Archbishop Daniel Pilarczyk of Cincinatti, who is in charge of a committee preparing guidelines on the matzdatunt, said that the matter was so delicate that bishops needed to begin face-to-face talks with theologians to head off controversy.
He announced plans for a one-day national bishops' meeting next spring to reflect on local dialogues and make a final draft of the guidelines.
The bishops called on the US Congress and the new president to bring the nation's immigration laws and policies in line with the dignity and human rights of refugees. They urged the US to "revisit its historic roots" and re-examine its attitude towards new corners "in search of a better life".

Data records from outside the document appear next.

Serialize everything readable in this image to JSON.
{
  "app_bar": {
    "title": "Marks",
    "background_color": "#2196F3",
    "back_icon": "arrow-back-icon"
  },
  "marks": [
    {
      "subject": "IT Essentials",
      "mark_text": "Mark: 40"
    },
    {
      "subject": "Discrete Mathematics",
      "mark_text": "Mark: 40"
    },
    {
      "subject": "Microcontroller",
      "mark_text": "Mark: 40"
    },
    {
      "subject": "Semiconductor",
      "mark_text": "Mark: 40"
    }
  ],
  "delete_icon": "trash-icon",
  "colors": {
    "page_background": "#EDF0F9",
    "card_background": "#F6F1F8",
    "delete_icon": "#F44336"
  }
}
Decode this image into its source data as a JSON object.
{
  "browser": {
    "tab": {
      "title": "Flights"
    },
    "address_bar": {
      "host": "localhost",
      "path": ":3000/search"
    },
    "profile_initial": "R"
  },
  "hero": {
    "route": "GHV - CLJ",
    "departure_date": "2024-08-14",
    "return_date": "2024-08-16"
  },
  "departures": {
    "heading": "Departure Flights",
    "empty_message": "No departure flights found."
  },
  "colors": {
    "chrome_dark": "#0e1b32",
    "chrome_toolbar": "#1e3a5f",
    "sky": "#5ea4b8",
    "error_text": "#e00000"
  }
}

"We believe the current configuration of our immigration laws combined with immigration policies pursued by our government in the last several years have had the negative effects of undermining the dignity of immigrants and dividing immigrant families," they said. The bishops made a fierce attack on the American criminal justice system, calling it "broken" and urging wholesale reform. They made their criticisms in a 48-page statement, entitled Responsibility. Rehabilitation and Restoration, which received their unanimous approval. The statement challenged the national trend to build more prisons, give stiffer sentences and increase the number of executions. It encouraged efforts to rebuild the lives of victims and offenders and to "reweave a broader social fabric of respect for life, civility, responsibility and reconciliation".
The bishops unanimously approved a statement accusing the Islamic regime of Sudan of "slavery, torture, executions, religious persecution [and] discriminatory laws" against its citizens.
"The violence and repression in Sudan cannot be allowed to continue," they said. "Sudan's political and military leaders must abandon their current path, which has only led to endless death and destruction."
For the first time ever the US bishops called for the creation of an independent Palestinian state, in a statement deploring recent violence in the Holy Land.
On the second day of the conference, more than 100 people were arrested in front of the Basilica of the National Shrine of the Immaculate Conception in protest against the Church's teaching on homosexuality. The demonstrators claimed the Church was inciting "spiritual violence" against gays and lesbians. They had stood in silent vigil the day before as the bishops arrived for an evening Mass at the shrine.